The Rathbones multi-asset team holds a hefty £222m in cash across its four funds, making up as much as 23 per cent of one of the portfolios.
As at January 31, cash and short-dated bonds accounted for more than 23 per cent of the £665m Rathbone Strategic Growth Portfolio and 21 per cent of the £280m Rathbone Total Return Portfolio.
Although featuring less heavily in the other two funds — the Enhanced Growth Portfolio and the Strategic Income Portfolio — these mandates still held 6 and 7 per cent in cash respectively.
Will McIntosh-Whyte, who manages the range alongside the head of multi-asset investments David Coombs, told FTAdviser the cash holding was primarily the result of an unattractive bond market.
He said: “We do not think bonds look like fantastic value at the moment. There’s nearly always a place for bonds because they give you a negative correlation to equities, but right now you’re paying quite a lot and taking a lot of risk for a low yield.
“In terms of government bonds, I don’t think the longer-term bonds are paying enough to be worth the risk inflation may go up and beat the yield they are currently paying.”
Mr McIntosh-Whyte said it was true a 10-year bond would go up in value if “the world goes to hell”, but said he was not being paid enough from the investment to deal with the unknown risks of holding it and would rather hold cash.
Bonds, and particularly government bonds, are usually a lower risk option in a multi-asset portfolio and therefore play the same defensive role as cash.
He felt the same way about corporate bonds. He said: “You’re not getting much extra yield on taking a lot of extra risk with corporate bonds.
“They’re riskier because they’re not as liquid and the company could go bust.
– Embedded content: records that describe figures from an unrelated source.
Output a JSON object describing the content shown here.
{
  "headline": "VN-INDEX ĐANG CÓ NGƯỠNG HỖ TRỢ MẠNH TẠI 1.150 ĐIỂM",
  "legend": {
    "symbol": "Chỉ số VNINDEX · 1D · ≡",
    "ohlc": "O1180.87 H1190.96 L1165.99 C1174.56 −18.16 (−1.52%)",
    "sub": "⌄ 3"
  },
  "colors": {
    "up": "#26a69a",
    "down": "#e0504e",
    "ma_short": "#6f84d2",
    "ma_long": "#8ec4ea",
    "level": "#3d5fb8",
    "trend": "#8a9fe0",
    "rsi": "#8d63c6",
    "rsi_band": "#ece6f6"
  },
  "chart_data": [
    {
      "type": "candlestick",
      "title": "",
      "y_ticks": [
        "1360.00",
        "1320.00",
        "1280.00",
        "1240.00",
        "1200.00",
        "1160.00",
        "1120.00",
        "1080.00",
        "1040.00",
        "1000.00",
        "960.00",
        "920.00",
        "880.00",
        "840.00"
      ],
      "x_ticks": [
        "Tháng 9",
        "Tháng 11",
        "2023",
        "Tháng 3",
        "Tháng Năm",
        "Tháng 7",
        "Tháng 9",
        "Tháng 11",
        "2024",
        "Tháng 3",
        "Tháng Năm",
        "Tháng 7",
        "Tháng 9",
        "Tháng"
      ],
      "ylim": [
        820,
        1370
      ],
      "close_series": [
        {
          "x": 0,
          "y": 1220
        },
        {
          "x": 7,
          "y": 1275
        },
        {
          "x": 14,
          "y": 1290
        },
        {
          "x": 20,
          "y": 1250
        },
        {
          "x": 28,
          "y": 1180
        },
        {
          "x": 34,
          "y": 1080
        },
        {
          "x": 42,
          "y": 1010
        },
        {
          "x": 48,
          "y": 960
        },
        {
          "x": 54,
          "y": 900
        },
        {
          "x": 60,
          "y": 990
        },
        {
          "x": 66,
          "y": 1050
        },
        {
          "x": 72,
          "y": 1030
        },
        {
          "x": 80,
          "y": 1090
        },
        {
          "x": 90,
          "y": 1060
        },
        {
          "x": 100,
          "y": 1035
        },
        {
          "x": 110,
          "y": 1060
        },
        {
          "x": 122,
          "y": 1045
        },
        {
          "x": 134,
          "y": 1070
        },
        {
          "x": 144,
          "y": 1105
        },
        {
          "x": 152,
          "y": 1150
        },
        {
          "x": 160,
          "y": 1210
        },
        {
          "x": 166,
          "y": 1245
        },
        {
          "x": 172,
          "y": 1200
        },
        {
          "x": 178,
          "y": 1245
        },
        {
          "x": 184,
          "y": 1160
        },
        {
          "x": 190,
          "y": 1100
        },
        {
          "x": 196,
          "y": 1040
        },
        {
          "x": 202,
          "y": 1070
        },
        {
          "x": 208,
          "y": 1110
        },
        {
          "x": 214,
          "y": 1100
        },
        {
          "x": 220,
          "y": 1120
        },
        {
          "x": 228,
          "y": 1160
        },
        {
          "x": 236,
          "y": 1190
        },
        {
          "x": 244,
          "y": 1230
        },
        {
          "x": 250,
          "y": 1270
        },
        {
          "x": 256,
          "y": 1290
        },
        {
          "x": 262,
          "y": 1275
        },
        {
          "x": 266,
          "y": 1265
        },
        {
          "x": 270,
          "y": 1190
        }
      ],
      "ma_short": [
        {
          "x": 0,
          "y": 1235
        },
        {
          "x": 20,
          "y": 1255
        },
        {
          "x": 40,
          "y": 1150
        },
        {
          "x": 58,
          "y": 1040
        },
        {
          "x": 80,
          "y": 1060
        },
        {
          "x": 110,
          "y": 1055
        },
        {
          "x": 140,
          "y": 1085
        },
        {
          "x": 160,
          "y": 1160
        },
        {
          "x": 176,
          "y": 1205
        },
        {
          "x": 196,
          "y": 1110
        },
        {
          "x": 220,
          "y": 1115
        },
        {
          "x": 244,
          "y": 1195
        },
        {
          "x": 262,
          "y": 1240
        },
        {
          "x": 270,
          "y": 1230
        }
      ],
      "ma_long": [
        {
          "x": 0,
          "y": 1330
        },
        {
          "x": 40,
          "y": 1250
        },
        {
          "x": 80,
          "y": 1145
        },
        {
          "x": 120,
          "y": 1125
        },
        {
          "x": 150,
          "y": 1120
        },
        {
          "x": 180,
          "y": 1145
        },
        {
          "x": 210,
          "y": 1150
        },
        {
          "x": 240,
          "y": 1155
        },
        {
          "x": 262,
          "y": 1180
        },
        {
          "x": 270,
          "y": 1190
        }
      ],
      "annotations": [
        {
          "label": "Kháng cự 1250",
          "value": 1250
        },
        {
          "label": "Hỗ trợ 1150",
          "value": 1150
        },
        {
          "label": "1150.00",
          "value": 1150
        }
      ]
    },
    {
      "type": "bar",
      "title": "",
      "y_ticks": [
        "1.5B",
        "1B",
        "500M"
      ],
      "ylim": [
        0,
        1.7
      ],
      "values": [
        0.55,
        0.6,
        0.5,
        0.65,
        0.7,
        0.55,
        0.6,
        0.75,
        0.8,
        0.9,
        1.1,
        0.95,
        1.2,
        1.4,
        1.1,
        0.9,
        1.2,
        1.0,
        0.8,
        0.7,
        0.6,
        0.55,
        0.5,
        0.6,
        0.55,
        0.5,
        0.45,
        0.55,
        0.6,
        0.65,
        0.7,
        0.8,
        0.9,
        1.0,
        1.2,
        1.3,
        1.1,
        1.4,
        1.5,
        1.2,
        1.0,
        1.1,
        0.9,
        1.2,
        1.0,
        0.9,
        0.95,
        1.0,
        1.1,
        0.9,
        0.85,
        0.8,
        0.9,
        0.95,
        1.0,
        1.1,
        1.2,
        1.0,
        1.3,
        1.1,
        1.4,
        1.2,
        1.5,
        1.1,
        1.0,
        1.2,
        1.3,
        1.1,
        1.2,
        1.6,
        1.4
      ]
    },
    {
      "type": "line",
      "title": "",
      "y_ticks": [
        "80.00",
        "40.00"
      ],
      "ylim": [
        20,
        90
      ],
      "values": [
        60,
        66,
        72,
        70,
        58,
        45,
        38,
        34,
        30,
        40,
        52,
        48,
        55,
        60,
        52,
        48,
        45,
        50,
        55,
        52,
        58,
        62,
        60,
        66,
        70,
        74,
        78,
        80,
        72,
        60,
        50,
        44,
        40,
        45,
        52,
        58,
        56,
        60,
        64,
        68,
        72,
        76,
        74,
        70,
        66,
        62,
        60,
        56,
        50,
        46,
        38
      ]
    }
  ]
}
In fact, I would rather buy the equity of the company than take on the debt because I can get decent returns and I know the return I’m going to get.”
The cash pile in the funds was also a result of the managers’ use of put options, Mr McIntosh-Whyte said.
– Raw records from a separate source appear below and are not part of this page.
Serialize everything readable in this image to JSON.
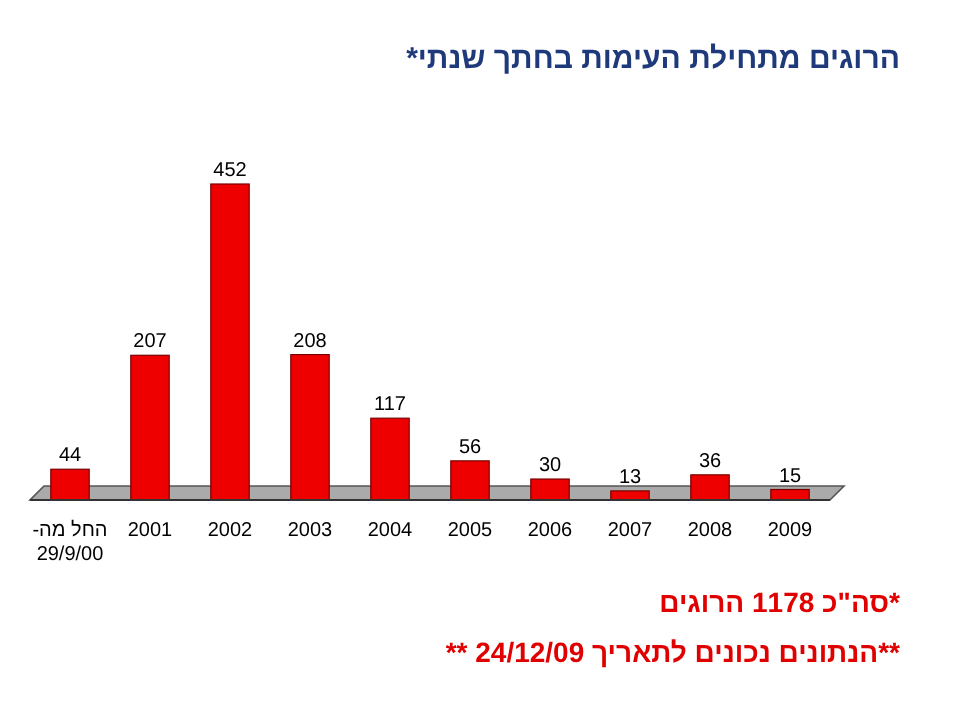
{
  "chart_data": {
    "type": "bar",
    "title": "הרוגים מתחילת העימות בחתך שנתי*",
    "categories": [
      "החל מה-\n29/9/00",
      "2001",
      "2002",
      "2003",
      "2004",
      "2005",
      "2006",
      "2007",
      "2008",
      "2009"
    ],
    "values": [
      44,
      207,
      452,
      208,
      117,
      56,
      30,
      13,
      36,
      15
    ],
    "color": "#ee0000",
    "data_labels": true,
    "annotations": [
      "*סה\"כ 1178 הרוגים",
      "**הנתונים נכונים לתאריך 24/12/09 **"
    ]
  }
}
Put options are an insurance tool which give managers the right to sell their stocks at a specified price (within an agreed timeframe), so can protect part of a portfolio against falling markets.
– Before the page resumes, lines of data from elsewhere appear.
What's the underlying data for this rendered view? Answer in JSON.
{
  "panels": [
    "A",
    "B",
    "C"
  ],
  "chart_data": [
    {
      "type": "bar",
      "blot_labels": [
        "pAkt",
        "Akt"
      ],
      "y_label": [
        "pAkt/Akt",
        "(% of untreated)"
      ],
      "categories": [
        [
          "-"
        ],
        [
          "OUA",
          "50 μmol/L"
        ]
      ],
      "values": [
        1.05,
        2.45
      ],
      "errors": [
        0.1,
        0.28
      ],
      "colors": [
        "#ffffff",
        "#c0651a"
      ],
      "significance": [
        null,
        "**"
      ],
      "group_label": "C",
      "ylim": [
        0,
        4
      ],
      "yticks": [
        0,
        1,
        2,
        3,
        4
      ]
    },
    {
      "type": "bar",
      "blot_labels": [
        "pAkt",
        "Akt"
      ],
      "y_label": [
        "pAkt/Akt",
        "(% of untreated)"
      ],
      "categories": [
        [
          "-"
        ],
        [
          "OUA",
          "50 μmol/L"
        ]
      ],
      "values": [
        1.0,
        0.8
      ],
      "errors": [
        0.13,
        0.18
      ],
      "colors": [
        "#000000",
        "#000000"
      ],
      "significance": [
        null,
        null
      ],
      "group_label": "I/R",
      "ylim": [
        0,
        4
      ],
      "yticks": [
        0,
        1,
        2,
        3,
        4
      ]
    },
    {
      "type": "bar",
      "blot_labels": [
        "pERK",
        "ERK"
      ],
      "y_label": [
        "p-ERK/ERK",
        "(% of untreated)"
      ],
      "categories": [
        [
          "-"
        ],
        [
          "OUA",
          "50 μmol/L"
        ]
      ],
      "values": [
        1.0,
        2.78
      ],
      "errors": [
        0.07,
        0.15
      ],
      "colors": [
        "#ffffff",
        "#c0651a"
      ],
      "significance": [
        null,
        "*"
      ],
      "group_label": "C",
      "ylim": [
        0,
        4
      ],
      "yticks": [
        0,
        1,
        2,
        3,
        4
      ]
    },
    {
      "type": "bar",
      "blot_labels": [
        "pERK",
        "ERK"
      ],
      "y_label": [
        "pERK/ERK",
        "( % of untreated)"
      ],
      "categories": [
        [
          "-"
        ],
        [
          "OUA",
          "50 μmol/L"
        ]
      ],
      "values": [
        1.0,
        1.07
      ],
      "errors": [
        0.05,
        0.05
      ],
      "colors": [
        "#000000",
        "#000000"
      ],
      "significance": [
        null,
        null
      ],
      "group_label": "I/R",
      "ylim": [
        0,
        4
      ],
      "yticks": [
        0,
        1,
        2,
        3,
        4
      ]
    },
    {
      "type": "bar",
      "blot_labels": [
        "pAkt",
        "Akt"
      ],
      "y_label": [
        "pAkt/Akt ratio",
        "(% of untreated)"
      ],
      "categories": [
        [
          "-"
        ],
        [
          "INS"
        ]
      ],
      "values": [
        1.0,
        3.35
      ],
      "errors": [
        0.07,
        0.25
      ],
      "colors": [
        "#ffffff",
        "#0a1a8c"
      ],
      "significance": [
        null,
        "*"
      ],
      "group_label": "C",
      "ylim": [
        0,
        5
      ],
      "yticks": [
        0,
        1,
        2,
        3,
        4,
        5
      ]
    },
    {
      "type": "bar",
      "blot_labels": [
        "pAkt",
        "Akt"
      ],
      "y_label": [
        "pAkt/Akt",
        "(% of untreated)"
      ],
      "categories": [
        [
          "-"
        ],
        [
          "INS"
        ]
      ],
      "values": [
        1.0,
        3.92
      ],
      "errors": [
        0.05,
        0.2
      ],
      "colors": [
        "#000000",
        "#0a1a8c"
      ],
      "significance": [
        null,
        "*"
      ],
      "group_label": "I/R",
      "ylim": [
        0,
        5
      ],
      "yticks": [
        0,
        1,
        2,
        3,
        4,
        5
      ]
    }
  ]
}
When using put options, the manager can protect the same proportion of their portfolio for less money than when using a physical defensive asset such as gold, meaning the portfolio has more cash left over.
The downside is that unlike a physical asset, the cash spent on a put option is essentially worthless if markets remain stable or go up.
He added: “I do not need to allocate so much capital to get that protection, so that excess is still in the fund.”